Kolumu çekip önden gitmeye başladım, eve gireceğim sırada o gıcık korumaya baktığımda başını eğmişti.
Hepsi onun köpekleriydi.
Beni geçip koltuğa oturduğunda yanına gittim, dışarı çıkacaktım.
'Dışarı çıkmak istiyorum ben' dediğimde kafasını kaldırıp bana bakıp alttan gülüş yolladı.
Kolumdan tutup kucağına oturttuğuna kalkamadım, elleri belimi sıkıyordu.
'İzin vereyim de kaç değil mi?, Olmaz.'
'Senden izin istemiyorum. Haber veriyorum sadece' kahkaha attığında yüzüme yaklaşıyordu,
'Haber verdin öyle mi?'
'Evet' güldüğü suratı kaskatı kesilmişti,
'Ben izin vermeden tuvalete bile gidemezsin, anladın mı?'
'Senin iğrençliğine başka kelimeler bulamıyorum artık! Ben senin malın mıyım'
'Hayır, karımsın.' keyifle sırıttığında gözlerim dolmuştu.
Ben sevdiğim bir adamla evlenmek istiyordum, böyle değil.
Telefonu çaldığında fırsattan istifade kalkacaktım ki tek eliyle de izin vermiyordu.
'Ne var İrem?' İrem?
'Tamam'
'Gelirim yarın.'
'Tamam'
kullandığı 4 cümle sonunda konuşması bitmişti.
'Aras, ben seni SEVMİYORUM! Tamam mı? Sevmeyeceğim de, git kendine seni seven birini bul.
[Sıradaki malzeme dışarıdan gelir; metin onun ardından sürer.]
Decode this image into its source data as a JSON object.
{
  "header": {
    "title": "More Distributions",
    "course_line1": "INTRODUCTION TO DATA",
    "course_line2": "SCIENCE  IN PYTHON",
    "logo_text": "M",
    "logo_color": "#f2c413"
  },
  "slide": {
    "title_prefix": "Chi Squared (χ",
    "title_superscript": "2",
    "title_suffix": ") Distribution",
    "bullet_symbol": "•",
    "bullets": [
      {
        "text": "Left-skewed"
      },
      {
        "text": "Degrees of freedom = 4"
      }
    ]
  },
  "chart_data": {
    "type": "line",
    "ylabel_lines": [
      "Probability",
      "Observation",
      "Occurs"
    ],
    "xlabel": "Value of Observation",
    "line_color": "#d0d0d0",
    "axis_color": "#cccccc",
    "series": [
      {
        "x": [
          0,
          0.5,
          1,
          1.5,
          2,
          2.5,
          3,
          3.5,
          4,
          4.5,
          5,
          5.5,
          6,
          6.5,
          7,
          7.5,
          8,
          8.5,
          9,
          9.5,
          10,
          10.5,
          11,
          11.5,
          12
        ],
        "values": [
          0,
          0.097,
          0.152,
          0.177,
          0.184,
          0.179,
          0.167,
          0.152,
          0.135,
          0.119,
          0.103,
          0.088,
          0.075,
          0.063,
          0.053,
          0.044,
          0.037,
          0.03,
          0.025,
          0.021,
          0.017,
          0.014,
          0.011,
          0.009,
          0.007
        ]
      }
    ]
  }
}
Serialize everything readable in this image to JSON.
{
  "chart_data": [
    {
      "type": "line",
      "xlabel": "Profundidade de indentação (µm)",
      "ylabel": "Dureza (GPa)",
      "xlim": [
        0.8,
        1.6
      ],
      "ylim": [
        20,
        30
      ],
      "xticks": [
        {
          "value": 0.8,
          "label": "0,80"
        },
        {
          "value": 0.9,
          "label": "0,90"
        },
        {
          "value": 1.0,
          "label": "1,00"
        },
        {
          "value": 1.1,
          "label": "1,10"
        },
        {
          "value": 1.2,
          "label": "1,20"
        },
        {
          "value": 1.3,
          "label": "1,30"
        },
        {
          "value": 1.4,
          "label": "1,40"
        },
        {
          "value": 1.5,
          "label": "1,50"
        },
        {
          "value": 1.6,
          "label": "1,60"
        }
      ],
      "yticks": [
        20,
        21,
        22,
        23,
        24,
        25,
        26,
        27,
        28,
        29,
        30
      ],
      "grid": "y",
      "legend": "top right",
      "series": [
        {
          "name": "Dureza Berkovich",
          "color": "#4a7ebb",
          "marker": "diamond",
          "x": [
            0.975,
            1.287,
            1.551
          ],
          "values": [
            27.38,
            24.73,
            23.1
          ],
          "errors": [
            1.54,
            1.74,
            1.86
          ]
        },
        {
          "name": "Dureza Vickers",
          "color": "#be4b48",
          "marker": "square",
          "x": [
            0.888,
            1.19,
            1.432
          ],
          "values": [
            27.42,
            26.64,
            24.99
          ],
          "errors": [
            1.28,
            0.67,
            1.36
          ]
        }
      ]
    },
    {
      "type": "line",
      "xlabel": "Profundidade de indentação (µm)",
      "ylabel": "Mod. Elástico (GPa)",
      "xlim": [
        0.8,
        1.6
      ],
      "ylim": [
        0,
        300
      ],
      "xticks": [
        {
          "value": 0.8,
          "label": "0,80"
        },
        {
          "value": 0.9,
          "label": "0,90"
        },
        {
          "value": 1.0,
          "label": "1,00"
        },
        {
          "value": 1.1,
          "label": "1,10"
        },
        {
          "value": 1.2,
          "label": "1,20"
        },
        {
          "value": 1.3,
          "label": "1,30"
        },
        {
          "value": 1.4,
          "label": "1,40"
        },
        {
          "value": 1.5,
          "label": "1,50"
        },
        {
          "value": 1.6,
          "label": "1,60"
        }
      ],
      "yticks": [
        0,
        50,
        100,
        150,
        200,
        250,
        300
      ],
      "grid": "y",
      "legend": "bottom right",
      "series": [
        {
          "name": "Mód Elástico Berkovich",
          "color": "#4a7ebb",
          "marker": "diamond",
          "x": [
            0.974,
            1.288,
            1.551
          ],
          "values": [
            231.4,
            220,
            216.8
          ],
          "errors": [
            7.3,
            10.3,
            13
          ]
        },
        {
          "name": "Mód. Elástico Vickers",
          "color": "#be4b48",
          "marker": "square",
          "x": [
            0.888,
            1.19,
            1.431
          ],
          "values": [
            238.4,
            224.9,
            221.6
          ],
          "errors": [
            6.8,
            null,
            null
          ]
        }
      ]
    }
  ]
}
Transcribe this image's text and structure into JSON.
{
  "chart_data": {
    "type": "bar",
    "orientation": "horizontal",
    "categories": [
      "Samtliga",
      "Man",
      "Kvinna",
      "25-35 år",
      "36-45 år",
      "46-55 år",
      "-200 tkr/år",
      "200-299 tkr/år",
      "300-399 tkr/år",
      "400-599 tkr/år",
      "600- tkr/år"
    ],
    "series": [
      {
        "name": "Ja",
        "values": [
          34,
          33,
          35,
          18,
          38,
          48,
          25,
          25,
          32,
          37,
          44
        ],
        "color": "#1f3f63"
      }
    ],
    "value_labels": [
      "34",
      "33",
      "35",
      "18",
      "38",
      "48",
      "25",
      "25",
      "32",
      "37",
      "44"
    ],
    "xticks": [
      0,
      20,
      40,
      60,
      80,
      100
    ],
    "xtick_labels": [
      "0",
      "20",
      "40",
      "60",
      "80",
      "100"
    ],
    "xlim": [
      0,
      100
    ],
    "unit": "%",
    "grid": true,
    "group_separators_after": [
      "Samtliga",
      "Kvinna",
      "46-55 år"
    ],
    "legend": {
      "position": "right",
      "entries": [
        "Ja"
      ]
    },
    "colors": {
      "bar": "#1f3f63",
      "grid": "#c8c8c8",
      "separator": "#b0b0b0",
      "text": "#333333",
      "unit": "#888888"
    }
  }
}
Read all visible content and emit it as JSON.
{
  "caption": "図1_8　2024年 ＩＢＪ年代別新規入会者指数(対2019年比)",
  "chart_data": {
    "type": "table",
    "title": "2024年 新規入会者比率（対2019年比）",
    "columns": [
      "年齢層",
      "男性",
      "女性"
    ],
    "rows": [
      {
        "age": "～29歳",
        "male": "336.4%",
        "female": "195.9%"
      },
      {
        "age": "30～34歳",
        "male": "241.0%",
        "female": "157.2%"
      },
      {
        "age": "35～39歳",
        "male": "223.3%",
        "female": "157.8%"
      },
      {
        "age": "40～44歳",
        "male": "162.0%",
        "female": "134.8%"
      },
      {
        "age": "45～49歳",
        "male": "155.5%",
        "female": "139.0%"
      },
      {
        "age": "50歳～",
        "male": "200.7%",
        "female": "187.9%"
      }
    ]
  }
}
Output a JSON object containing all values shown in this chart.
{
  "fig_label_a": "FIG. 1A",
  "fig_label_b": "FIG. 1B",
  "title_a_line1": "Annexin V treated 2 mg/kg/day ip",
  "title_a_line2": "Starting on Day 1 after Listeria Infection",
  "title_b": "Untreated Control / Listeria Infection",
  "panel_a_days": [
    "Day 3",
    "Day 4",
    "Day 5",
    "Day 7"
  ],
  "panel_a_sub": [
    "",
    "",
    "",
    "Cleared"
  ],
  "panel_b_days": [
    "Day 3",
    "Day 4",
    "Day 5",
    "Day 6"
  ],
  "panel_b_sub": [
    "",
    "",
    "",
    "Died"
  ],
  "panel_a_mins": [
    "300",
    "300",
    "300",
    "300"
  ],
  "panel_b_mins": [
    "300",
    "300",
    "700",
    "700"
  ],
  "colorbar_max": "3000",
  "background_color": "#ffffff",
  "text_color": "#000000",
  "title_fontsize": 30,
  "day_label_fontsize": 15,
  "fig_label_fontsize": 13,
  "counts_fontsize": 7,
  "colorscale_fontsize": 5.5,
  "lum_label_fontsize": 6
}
Ben sevdiğim adamla evlenmek istiyorum.' dediğim gibi kalkması bir olmuştu.
Alnındaki damarlar belirginleşince korkmaya başlamıştım, kolumdan tutup merdivenlere yöneldiğinde kendimi geri çekmeye çalışmıştım.
Ağlıyordum sadece.
Odasına geldiğimizde yatağına atmıştı resmen, kalkacağım sırada üstüme geldiğinde ağlamam artmıştı,
'Bırak yemin ederim susacağım!'
'Susmayacaksın karıcım, bu gece hiç susmayacaksın.'
'Hayır! Hayır aras sen bu kadar ileri gidemezsin hayır!'
'Sevdiğin adam tek ben olacağım Melek'
'Evleniyor musun? Unutulmaz bir gece mi yaşayalım sevgilim?' artık önümü göremiyordum ağlamaktan.
Neden ben? Neden...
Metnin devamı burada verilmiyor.